O terceiro e mais radical é o rastreamento de fluxo de informação: rotular cada pedaço de dado, seguir para onde ele flui e interceptá-lo no instante em que tenta sair. O Fides, da Microsoft, vai por esse caminho, usando information-flow control para rastrear o movimento de cada dado — em princípio, a abordagem mais limpa. Mas também é a mais cara: freia performance, penaliza usabilidade, os rótulos se multiplicam, e alguém precisa escrever e manter as políticas. Entre segurança e usabilidade, é aqui que o trade-off morde mais forte.

A engenharia de sistemas da segurança de Agent: isolamento, controle e rastreabilidade

Nenhuma dessas abordagens resolve o problema sozinha: guardrails são contornados, sandboxes não seguram os dados, information-flow tracking custa demais, e o isolamento por sub-Agent não garante que a conclusão não seja sensível.

Mas é exatamente assim que a segurança sempre funcionou. Não existe “seguro” ou “inseguro” absoluto; o que dá para fazer é ir aumentando o custo do ataque e diminuindo o raio da explosão de um incidente.

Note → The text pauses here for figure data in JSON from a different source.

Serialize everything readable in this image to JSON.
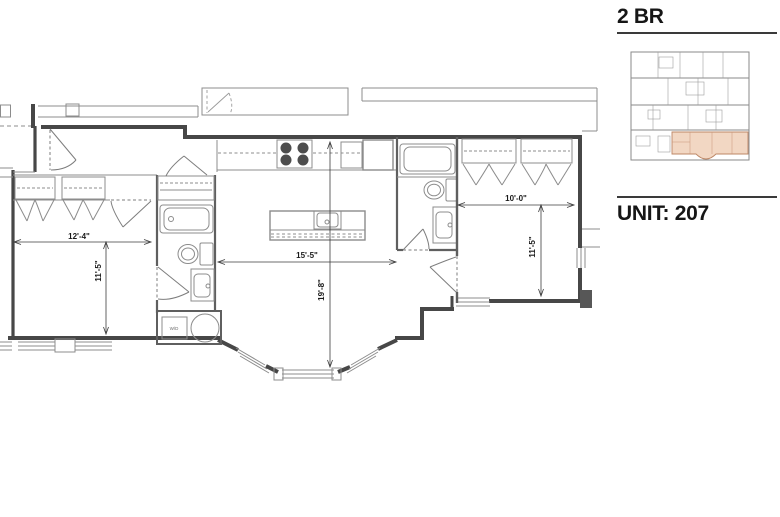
{
  "sidebar": {
    "unit_type_label": "2 BR",
    "unit_number_label": "UNIT: 207"
  },
  "key_plan": {
    "highlight_fill": "#f2d7c3",
    "highlight_stroke": "#bd8766"
  },
  "floor_plan": {
    "dimensions": {
      "bedroom1_width": "12'-4\"",
      "bedroom1_depth": "11'-5\"",
      "living_width": "15'-5\"",
      "living_depth": "19'-8\"",
      "bedroom2_width": "10'-0\"",
      "bedroom2_depth": "11'-5\""
    },
    "labels": {
      "washer_dryer": "W/D"
    },
    "colors": {
      "wall": "#474747",
      "partition": "#5f5f5f",
      "thin_line": "#8c8c8c",
      "dimension": "#3c3c3c"
    }
  }
}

A segurança de Agent é defense in depth: o isolamento decide o que ele pode fazer, o menor privilégio limita o que ele pode tocar, e o log garante que um incidente seja rastreável até a origem

Então, para um time que quer de fato construir um produto de Agent de nível empresarial (ToB), não existe bala de prata. A jogada praticável é empilhar três coisas. Primeiro, isolamento: usar sandboxes de nível de sistema e restrições externas para delimitar de forma estrita o que o Agent pode fazer. Segundo, controle por política: usar menor privilégio e regras fixas para restringir o que, dentro desse cerco, ele efetivamente pode tocar. Terceiro, rastreabilidade: usar logs e uma trilha de auditoria para que, se algo der errado, dê para apontar em qual passo e por qual parte o problema aconteceu.

Os dois primeiros são prevenção; o terceiro esquece-se com facilidade e é igualmente importante. Guardrails têm a ver com impedir coisas ruins de acontecerem; logs têm a ver com poder explicar o que aconteceu quando aconteceram — e nenhum substitui o outro. Existe uma falha reveladora na prática: muitas empresas relataram incidentes de segurança de Agent, suspeitos ou confirmados, mas pouquíssimas de fato tratam o Agent como uma entidade que precisa de sua própria autorização e sua própria responsabilização. Essa lacuna é a fraqueza mais concreta da segurança de Agent hoje.

Os AI Agents estão passando de “responder perguntas” para “fazer o trabalho por você”. Quanto mais autônomo o Agent, mais o usuário entrega — decisão, dados, todo tipo de credencial e chave. Esperar que o modelo aprenda contenção por conta própria, ou escrever mais algumas centenas de regras de guardrail — ambos ficam dentro do modelo, no mesmo nível do modelo, e não seguram os problemas descritos acima. Para uma empresa tornar um Agent verdadeiramente utilizável, a linha de defesa tem que ser construída fora do modelo: uma sandbox delimita o que ele pode operar; menor privilégio restringe a que dados ele pode chegar dentro desse cerco; logs registram cada passo, para que, se algo der errado, dê para rastrear até a origem. Essas três camadas juntas é que merecem o nome de arquitetura de segurança de Agent pronta para empresa.